Der Vorschlag wird Empörung auslösen. Den Mauer-Mördern auch noch Geld schenken? Infam! So dürfte das öffentliche Echo auf die Forderung der PDS ausfallen, eine Amnestie für Mauerschützen und ihre Vorgesetzten zu erlassen und sie für abgesessene Haft zu entschädigen. Womit haben die Täter der Jahre vor 1989 schon 1999 einen Persilschein verdient, lautet die Frage, Mörder bleiben schließlich Mörder. Und in der Tat: Empörung ist angebracht – doch nicht, weil hier Verbrechern Milde zuteil wird.

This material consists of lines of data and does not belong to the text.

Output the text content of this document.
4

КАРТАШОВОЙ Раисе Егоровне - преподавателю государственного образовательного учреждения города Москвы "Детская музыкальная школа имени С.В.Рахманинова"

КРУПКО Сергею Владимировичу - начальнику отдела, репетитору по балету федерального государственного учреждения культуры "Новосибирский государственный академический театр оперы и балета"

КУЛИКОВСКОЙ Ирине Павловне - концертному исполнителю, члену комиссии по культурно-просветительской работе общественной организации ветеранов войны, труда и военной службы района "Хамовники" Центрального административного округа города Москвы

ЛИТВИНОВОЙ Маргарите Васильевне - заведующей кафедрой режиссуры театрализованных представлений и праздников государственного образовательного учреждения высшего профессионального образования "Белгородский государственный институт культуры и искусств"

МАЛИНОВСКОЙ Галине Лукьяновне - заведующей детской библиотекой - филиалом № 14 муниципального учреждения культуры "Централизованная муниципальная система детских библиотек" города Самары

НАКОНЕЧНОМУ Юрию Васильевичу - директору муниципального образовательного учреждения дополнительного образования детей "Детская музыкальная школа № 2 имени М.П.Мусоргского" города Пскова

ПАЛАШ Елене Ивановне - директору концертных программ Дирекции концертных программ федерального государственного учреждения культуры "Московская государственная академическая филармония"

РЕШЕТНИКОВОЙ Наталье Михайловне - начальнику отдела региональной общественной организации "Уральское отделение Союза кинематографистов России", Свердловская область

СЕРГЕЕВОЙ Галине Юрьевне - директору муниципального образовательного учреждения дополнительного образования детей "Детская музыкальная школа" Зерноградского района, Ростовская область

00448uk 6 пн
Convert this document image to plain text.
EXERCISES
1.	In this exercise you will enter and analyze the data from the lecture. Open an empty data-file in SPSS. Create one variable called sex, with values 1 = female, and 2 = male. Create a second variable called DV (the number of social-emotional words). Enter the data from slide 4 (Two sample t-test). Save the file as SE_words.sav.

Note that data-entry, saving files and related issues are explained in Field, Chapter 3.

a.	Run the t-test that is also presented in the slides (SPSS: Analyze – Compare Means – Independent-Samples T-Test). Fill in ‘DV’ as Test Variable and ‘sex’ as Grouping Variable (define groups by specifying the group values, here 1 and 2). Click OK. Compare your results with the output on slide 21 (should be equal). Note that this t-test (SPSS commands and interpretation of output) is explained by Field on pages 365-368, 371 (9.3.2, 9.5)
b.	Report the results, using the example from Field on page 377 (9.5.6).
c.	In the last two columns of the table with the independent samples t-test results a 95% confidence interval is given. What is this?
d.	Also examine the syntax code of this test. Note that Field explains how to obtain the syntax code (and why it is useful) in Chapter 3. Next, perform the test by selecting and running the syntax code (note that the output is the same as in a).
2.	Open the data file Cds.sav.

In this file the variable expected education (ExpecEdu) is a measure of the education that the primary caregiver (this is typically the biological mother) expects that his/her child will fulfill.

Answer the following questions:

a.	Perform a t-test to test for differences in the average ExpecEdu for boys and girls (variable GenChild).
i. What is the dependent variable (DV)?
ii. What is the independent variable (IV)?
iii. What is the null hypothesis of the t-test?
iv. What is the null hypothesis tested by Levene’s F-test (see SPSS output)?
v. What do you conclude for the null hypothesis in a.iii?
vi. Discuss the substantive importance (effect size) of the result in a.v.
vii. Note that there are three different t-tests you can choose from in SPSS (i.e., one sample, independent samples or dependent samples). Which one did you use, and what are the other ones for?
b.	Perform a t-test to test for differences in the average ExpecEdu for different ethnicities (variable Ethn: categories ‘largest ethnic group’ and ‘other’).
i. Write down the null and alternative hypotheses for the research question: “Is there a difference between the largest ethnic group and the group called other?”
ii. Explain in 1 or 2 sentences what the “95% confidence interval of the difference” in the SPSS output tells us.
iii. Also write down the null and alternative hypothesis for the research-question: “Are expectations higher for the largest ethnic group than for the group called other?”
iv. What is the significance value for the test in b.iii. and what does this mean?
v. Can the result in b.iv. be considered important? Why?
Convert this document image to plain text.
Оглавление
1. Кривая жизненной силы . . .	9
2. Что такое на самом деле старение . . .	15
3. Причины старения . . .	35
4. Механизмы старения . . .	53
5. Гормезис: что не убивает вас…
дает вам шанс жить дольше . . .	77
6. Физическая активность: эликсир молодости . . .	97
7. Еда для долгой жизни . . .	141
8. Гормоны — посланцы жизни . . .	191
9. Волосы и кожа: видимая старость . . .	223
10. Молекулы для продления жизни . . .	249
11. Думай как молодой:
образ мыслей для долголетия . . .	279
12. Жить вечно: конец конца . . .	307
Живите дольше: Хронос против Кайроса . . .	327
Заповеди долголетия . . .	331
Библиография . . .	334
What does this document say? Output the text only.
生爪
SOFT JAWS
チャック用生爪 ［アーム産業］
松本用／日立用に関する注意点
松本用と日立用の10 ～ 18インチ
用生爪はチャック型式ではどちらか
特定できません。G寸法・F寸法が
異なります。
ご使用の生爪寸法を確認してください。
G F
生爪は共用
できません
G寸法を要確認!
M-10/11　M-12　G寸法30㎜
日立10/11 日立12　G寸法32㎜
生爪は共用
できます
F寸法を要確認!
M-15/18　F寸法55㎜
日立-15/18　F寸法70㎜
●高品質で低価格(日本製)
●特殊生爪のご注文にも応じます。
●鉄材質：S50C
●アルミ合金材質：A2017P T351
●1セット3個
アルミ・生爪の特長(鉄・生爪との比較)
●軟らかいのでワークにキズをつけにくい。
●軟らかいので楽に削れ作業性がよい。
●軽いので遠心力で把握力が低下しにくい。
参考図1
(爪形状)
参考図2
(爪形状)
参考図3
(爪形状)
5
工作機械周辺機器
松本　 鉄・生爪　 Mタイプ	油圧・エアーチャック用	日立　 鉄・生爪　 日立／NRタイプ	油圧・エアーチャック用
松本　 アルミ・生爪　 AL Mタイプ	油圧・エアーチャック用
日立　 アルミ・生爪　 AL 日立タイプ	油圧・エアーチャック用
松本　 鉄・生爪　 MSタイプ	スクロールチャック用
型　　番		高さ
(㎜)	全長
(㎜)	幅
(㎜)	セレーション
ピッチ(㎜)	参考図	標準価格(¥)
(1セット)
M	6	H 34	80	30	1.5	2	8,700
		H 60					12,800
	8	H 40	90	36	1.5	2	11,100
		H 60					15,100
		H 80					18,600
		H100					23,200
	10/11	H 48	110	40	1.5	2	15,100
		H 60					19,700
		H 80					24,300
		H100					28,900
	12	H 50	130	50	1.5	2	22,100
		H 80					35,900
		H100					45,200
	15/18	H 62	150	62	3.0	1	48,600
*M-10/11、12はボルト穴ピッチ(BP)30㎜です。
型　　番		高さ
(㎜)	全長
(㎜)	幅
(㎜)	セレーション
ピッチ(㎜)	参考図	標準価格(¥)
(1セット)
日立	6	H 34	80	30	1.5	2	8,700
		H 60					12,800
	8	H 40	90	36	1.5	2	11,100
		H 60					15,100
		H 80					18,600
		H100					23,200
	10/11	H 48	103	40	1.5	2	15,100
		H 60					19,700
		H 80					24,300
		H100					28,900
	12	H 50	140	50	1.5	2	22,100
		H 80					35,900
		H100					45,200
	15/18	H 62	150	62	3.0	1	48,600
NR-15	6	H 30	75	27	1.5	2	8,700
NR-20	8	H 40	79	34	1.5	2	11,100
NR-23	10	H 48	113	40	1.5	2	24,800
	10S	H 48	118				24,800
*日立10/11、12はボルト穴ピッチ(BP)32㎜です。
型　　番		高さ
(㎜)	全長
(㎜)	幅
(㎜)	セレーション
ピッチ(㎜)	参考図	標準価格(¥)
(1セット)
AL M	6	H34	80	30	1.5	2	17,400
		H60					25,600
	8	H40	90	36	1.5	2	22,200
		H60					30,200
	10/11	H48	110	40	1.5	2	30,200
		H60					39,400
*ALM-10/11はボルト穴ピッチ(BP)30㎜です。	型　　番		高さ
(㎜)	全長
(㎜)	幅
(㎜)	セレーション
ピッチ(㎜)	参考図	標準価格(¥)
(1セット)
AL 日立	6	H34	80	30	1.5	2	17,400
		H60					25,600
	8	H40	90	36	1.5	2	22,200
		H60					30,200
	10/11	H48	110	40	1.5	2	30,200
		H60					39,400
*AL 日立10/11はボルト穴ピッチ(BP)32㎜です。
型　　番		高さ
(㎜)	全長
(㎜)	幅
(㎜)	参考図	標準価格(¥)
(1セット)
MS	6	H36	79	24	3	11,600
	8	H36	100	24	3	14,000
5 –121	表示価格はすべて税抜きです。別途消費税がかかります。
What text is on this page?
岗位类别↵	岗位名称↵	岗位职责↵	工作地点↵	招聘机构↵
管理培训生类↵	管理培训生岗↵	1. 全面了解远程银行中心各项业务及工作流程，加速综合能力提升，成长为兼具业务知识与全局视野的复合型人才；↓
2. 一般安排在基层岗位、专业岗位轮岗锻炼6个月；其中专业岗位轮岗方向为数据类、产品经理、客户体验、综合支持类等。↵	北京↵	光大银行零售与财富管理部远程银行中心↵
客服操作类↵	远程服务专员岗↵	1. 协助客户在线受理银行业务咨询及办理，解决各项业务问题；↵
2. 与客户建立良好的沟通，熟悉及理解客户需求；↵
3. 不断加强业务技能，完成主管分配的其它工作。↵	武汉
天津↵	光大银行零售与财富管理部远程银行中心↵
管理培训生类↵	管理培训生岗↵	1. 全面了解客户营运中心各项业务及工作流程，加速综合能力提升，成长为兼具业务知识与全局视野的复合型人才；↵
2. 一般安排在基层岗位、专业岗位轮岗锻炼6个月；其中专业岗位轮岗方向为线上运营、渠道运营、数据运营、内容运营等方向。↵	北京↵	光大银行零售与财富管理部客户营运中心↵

Amnestien sind nicht Akte der Menschlichkeit, sondern der Staatsklugheit. Ihr Ziel ist nicht vorrangig, Schurken einen beschaulichen Lebensabend zu ermöglichen, sondern in einer zerrissenen Gesellschaft Rechtsfrieden zu stiften. Nicht einmal Reue über die eigenen Schandtaten verlangt das Amnestie- Prinzip von den Begünstigten. Deshalb ist unerheblich, ob sich zum Beispiel der einstige DDR-Verteidigungsminister Heinz Keßler eine Haft-Entschädigung nach PDS-Modell verdient hat. Der Sinn einer Amnestie liegt nicht in den Annehmlichkeiten, welche sie den Amnestierten beschert, sondern in der Geste gegenüber der Gesellschaft.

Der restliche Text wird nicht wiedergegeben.